Daarnaast wijkt het aantal leden af van de oude situatie:
- artikel 6: de 'oude'commissie bestond uit 9 leden. De nieuwe zal bestaan uit vijf leden. Daarnaast is
het mogelijk om per vergadering tevens aan twee adviseurs een vacatievergoeding toe te kennen.
De vermindering van het aantal leden komt de bestuurbaarheid ten goede en wordt mogelijk gemaakt,
doordat de oude commissie reeds een proces op gang heeft gebracht dat moet leiden tot de
aanstelling van bovenschools management. In deze situatie, die reeds binnen diverse schoolbesturen
voor bijzonder onderwijs gemeengoed is, wordt de dagelijkse leiding over de scholen in handen
gegeven van een of meerdere professionals. Het schoolbestuur wordt daarbij een bestuur op
hoofdlijnen. Deze lijn naar bovenschools management wordt nadrukkelijk ondersteund.
Bemensing van de bestuurscommissie
Op 3 oktober is een oproep geplaatst in de gemeentelijke verzameladvertentie die wekelijks wordt
gepubliceerd in Het Stadsblad.
Op de advertentie is gereageerd door 5 personen.In alle gevallen betrof het mannen. Bij de selectie
van de kandidaten is getoetst aan het functieprofiel.

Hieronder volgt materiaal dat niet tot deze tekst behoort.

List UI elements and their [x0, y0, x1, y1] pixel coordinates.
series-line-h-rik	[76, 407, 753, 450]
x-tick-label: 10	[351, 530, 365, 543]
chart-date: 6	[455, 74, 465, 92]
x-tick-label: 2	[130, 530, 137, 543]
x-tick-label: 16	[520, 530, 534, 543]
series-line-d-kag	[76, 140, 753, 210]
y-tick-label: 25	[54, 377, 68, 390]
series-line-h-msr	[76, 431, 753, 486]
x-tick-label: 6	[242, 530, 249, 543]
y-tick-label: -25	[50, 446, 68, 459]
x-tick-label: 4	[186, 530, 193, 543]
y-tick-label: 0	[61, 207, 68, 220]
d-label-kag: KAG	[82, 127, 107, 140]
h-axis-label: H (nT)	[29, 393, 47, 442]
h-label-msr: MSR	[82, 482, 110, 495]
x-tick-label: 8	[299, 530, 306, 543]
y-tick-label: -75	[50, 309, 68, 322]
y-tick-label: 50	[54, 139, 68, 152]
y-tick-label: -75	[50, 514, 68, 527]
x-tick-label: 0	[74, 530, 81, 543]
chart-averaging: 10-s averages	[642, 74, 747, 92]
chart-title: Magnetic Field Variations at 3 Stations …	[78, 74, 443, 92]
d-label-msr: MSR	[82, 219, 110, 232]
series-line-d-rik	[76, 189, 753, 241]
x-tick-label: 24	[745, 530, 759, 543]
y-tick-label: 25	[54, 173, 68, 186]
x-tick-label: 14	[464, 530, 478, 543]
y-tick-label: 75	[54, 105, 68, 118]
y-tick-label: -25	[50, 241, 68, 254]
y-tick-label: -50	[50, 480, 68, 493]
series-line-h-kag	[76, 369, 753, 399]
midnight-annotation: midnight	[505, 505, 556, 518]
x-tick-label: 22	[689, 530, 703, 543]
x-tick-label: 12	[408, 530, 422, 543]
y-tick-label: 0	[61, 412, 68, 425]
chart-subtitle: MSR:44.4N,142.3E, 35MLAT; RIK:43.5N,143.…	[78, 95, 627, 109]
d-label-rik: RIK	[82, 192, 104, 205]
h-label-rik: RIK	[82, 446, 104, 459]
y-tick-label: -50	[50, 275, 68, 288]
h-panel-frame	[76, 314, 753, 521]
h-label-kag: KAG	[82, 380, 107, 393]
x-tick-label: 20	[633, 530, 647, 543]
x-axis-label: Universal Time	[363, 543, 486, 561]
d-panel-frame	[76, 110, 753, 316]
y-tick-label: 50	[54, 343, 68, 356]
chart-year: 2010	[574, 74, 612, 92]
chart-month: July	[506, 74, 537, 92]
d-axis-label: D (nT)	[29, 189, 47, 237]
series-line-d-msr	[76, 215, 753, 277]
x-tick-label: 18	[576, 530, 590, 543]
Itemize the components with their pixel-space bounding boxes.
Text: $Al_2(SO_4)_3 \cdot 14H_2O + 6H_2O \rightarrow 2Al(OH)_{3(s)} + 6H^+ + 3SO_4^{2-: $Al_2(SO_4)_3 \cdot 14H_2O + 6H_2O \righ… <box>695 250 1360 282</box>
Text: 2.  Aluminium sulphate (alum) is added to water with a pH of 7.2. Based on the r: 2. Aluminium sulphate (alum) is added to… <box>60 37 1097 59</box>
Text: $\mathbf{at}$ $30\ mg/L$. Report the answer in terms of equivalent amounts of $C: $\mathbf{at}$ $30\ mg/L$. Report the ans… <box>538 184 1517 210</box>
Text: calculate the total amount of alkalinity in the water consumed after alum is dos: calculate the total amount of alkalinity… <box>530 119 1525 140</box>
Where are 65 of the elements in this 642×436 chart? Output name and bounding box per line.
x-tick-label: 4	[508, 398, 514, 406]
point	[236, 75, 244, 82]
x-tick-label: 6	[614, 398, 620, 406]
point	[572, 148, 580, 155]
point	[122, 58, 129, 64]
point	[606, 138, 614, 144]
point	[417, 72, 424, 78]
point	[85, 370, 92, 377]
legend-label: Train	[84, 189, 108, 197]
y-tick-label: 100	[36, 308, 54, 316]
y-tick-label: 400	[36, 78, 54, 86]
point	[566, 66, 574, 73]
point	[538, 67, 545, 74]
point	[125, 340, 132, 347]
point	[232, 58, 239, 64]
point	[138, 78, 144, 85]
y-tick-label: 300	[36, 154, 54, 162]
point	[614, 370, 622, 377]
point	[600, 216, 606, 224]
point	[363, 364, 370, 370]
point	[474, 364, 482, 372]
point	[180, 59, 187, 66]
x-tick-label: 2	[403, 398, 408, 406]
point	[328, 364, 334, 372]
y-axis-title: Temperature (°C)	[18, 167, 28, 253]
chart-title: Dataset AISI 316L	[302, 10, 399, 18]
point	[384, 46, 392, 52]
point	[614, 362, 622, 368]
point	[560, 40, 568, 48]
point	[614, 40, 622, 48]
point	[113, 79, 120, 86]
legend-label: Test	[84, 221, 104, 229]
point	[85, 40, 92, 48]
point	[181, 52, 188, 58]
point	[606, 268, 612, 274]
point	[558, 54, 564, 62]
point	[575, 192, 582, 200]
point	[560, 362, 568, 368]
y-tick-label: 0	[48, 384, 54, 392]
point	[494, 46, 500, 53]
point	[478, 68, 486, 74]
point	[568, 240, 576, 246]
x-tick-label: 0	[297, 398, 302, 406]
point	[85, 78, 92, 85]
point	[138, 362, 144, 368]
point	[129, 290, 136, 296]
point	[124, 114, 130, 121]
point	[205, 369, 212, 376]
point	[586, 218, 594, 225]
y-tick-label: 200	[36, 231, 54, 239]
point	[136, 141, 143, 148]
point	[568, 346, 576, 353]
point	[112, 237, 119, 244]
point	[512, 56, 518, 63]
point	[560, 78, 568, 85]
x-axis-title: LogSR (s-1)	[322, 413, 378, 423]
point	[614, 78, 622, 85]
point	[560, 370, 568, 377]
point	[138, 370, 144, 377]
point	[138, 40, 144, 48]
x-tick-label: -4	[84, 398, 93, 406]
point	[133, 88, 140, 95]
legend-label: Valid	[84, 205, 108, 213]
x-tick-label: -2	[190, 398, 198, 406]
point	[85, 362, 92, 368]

De volgende kandidaten worden ter benoeming voorgedragen door Burgemeester en Wethouders:
de heer H. van Raak; wonend te 4823 JW Breda, Heksenrij 12. De heer van Raak is vele
jaren wethouder in Breda geweest. Zijn persoon behoeft geen toelichting,
de heer A.A. Horward; wonend te 4847 HH Teteringen, Branderij 18. De heer Horward is
voormalige directeur middelen van de dienst SAW. Hij is reeds eerder benoemd geweest in de
Bestuurscommissie in de periode voor het interim bestuur.
de heer C.J.C. Schoenmakers; wonend te 4847 EW Teteringen, Breeschot 26. De heer
Schoenmakers was tot 1 januari j.l. werkzaam in een leidinggevende functie binnen het
voortgezet onderwijs. Hij was enkele weken lid van de Bestuurscommissie Openbaar Primair
Onderwijs, toen deze commissie collectief ontslag nam.
De gemeenschappelijke medezeggenschapsraad (GMR) heeft laten weten rond 1 november een
voordracht voor de benoeming van twee kandidaten te kunnen bekendmaken. Dat betekent dat twee
van de vijf leden in een later stadium zullen worden benoemd.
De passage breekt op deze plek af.